(AFP) San Isidro, El Salvador: Uncertainty and fear are rising in Central American countries over how many families will manage to get by when remittances from the US are cut off under plans by the Trump administration to make tens of thousands of Salvadorans and Nicaraguans leave.
“I hope the American dream doesn’t end, that it goes on,” said Salvadoran Milagro Bonilla, a resident of the town of San Isidro, where most of the 11,000 inhabitants have risen out of poverty thanks to money sent from relatives in the United States.
The anxiety felt here has surged since January 8, when President Donald Trump’s government said it was ending Temporary Protected Status (TPS) for nearly 200,000 Salvadorans who have lived for years in America. They risk being deported if they don’t leave by September 9, 2019 or find some alternative way to stay.
Bonilla, 60, works as a cleaning woman but relies on the money sent by her son Carlos to pay for costs associated with caring for her 86-year-old mother and a handicapped sister.
“I hope they at least allow him to stay a little longer, because 18 months passes so quickly,” she said.
Carlos, 34, emigrated to the United States through a risky overland voyage organized by a “coyote,” or people smuggler, in November 2000.
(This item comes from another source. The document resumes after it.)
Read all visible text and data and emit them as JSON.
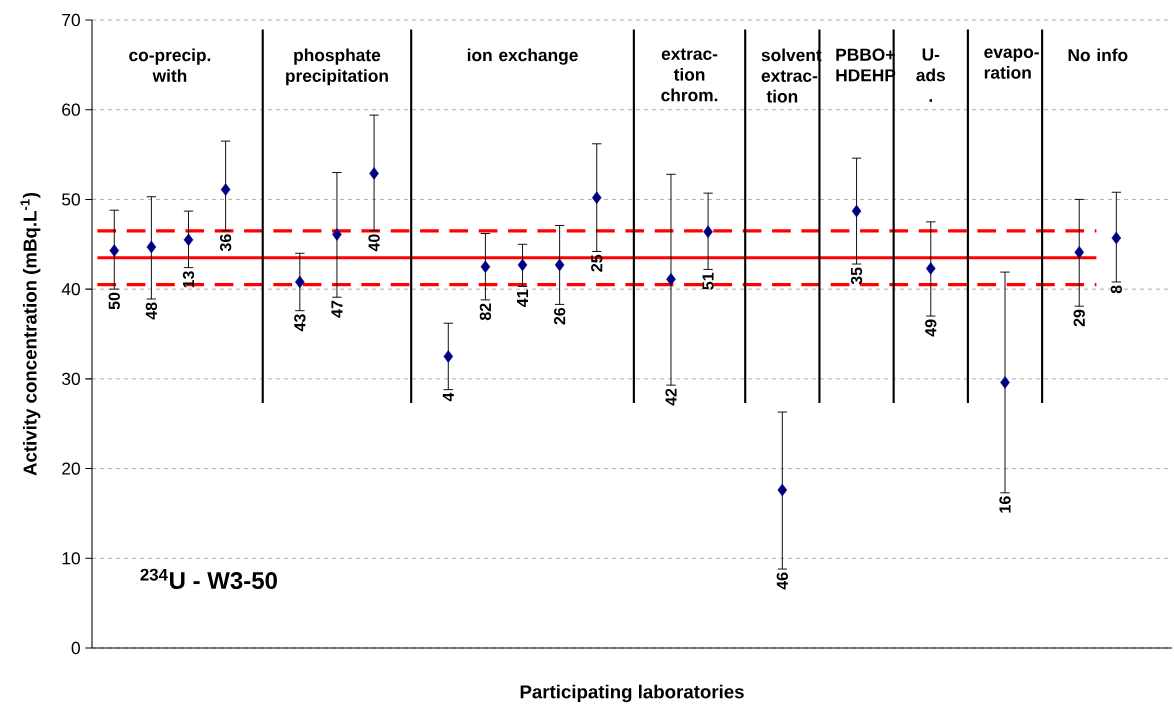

He subsequently became included in the TPS program extended by then-president George W. Bush following devastating earthquakes that hit El Salvador, becoming one of thousands of compatriots who had irregularly entered the United States and were allowed to stay there and work.
“Without his (Carlos’) help, I could never get by here, because what I alone earn isn’t enough,” said Bonilla.
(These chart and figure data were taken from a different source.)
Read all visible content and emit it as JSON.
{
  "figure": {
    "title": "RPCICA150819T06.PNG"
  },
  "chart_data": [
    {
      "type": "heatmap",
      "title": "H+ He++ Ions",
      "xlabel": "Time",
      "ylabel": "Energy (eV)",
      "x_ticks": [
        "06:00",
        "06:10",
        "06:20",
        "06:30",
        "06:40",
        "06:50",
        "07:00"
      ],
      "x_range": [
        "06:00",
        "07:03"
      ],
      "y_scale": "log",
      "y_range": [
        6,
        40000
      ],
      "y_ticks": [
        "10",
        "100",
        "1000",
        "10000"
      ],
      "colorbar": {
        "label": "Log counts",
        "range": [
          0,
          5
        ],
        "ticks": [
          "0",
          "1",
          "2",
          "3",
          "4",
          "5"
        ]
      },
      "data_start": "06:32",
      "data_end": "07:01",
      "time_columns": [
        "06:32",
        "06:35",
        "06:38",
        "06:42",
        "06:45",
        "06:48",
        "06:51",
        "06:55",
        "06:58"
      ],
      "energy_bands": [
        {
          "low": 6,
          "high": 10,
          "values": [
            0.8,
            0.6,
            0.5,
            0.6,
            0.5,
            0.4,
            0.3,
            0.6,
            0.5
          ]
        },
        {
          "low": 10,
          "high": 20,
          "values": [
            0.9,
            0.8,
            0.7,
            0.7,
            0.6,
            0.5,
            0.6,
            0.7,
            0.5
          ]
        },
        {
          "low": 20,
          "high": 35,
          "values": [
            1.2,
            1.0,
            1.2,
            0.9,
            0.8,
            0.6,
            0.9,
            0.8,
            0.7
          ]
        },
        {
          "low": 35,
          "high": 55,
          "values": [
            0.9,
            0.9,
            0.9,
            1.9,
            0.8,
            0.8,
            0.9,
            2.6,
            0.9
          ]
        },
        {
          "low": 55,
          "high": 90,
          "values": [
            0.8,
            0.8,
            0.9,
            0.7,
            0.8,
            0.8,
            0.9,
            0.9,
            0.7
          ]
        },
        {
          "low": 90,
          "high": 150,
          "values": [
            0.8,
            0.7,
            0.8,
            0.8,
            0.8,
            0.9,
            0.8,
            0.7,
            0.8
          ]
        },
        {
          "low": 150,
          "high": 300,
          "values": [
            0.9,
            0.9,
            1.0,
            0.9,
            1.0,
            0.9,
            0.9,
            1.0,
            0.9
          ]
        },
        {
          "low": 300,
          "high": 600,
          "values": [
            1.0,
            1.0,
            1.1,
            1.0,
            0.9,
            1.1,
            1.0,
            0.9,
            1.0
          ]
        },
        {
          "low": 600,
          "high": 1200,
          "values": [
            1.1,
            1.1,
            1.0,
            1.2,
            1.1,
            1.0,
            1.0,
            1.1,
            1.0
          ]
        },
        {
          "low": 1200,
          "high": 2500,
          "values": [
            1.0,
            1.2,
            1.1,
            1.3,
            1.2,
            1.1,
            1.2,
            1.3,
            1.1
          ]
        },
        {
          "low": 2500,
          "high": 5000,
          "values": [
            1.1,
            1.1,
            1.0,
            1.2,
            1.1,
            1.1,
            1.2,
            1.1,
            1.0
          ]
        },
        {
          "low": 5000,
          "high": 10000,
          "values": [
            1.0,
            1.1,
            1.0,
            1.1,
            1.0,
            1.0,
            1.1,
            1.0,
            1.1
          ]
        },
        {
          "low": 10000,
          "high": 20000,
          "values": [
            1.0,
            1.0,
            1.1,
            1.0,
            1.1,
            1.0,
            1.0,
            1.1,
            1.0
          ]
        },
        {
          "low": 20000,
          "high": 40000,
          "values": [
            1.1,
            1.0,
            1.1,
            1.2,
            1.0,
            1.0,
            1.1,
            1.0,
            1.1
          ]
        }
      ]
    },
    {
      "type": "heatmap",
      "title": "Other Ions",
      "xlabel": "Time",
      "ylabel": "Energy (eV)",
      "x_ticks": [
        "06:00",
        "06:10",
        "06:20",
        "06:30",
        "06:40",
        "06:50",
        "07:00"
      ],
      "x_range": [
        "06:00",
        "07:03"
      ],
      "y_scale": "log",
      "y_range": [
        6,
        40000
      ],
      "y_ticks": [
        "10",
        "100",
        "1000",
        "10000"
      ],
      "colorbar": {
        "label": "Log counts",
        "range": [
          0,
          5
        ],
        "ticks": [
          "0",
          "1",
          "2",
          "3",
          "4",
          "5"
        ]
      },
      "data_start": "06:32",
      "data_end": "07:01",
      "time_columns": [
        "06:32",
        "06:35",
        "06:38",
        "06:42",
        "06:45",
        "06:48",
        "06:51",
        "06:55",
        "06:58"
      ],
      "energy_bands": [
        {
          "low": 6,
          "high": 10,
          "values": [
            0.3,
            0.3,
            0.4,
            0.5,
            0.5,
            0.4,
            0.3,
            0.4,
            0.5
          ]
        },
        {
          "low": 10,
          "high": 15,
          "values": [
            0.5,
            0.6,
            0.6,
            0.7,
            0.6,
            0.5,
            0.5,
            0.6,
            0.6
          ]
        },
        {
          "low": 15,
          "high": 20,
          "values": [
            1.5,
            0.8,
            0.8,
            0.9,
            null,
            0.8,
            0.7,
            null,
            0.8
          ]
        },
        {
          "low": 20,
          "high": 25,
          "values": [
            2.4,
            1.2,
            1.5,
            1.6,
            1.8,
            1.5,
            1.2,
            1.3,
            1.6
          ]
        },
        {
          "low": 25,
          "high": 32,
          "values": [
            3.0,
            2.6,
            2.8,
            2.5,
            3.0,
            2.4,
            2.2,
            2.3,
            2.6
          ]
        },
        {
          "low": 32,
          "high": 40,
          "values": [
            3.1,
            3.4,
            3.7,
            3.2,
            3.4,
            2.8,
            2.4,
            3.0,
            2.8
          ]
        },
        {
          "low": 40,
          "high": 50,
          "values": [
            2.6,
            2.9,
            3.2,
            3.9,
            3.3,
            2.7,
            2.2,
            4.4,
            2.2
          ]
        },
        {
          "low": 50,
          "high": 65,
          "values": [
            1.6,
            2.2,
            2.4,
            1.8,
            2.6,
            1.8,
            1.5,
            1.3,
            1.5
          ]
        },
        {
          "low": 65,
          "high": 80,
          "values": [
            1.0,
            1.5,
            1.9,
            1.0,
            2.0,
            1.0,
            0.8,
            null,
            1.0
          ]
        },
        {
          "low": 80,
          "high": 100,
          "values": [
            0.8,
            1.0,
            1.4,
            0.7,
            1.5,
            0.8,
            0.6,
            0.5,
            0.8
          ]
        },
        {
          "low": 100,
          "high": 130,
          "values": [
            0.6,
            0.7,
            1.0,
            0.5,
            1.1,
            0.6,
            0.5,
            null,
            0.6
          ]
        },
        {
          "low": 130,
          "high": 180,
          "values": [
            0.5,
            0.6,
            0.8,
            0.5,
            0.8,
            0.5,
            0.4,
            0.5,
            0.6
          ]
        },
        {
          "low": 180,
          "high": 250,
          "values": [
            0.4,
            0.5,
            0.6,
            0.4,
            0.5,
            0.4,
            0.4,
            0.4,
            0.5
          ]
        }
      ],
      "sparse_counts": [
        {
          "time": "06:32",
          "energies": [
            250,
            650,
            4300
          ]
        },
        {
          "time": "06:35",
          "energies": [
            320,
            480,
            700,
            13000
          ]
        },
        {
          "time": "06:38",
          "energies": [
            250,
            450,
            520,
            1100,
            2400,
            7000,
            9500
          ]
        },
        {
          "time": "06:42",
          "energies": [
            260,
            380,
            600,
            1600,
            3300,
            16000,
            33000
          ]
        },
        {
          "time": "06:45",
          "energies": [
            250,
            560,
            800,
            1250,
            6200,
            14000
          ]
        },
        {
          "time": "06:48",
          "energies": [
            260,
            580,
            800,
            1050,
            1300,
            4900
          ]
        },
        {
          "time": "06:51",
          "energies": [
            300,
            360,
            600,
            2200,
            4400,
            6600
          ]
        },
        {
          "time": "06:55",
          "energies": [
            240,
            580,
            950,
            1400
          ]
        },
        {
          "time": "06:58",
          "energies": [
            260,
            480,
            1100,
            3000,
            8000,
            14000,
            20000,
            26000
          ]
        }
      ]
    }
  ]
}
In San Isidro, residents who mainly work in subsistence agriculture warn that their country is woefully unprepared to absorb thousands of Salvadorans deported from the United States.
“Those who might come because TPS is over are going to find it tough, because here there’s no source of employment, and because they’ll go from earning $12 or $15 an hour to $5 for a day’s farm labor,” cautioned Daysi Moreno from the door of her small grocery store. She has three brothers living in the US.
More than 60 percent of San Isidro emigrated to America, fleeing poverty. Today, around 90 percent of the town’s inhabitants receive money from their relatives in the US, far more than the 21 percent who do so nationally, according to Ernesto Romero, a 55-year-old economist who runs a mini-bank dealing with remittances.
The signs of the inflow of money can be seen in the construction of the houses, made of concrete and no longer clay, and the satellite receivers adorning the roofs.
Remittances account for a staggering 16 percent of El Salvador’s gross domestic product. Last year, more than $5 billion was received from relatives abroad.
El Salvador is not the only Central American country that faces an abrupt change because of changes to the US TPS program. Nicaraguans have also been told to leave, and Honduras is expecting a similar decision.
For Rosa Chavez, a 65-year-old housewife in Nicaragua’s capital Managua, the situation is worrying. She depends on the money sent from her two US-resident sons.
“What worries me most is that that man (Trump) is taking drastic measures that are affecting remittances, because the only ones harmed are the ones living here,” she said. “But who is going to correct that man? That man is very tough.”
The end of TPS will impact 5,349 Nicaraguans, according to the US Department for Homeland Security. They have until January 5, 2019 to leave, secure a different migration status, or be removed.
Around 57,000 Hondurans are looking at the same fate. In November the TPS for them was extended for six months, but there is little hope it will be renewed again.
Honduras last year received $4 billion in remittances, a 13 percent increase over the previous year, according to official figures.
American migration policies are already dividing Central American families.
Lazaro Villalobos was deported back to Honduras, leaving behind in the US his two sons, aged 14 and 16, and his Mexican wife. Now he works as a motorbike taxi rider in his birth town of Aramecina, south of the capital Tegucigalpa.
“I haven’t been able to see my two sons since June 2016, when they deported me,” Lazaro, 37, said.
He explained that he had lived for 19 years in North Carolina state, where he had bought a house and a car workshop which his wife was forced to sell to raise the money for him to remake his life in Honduras.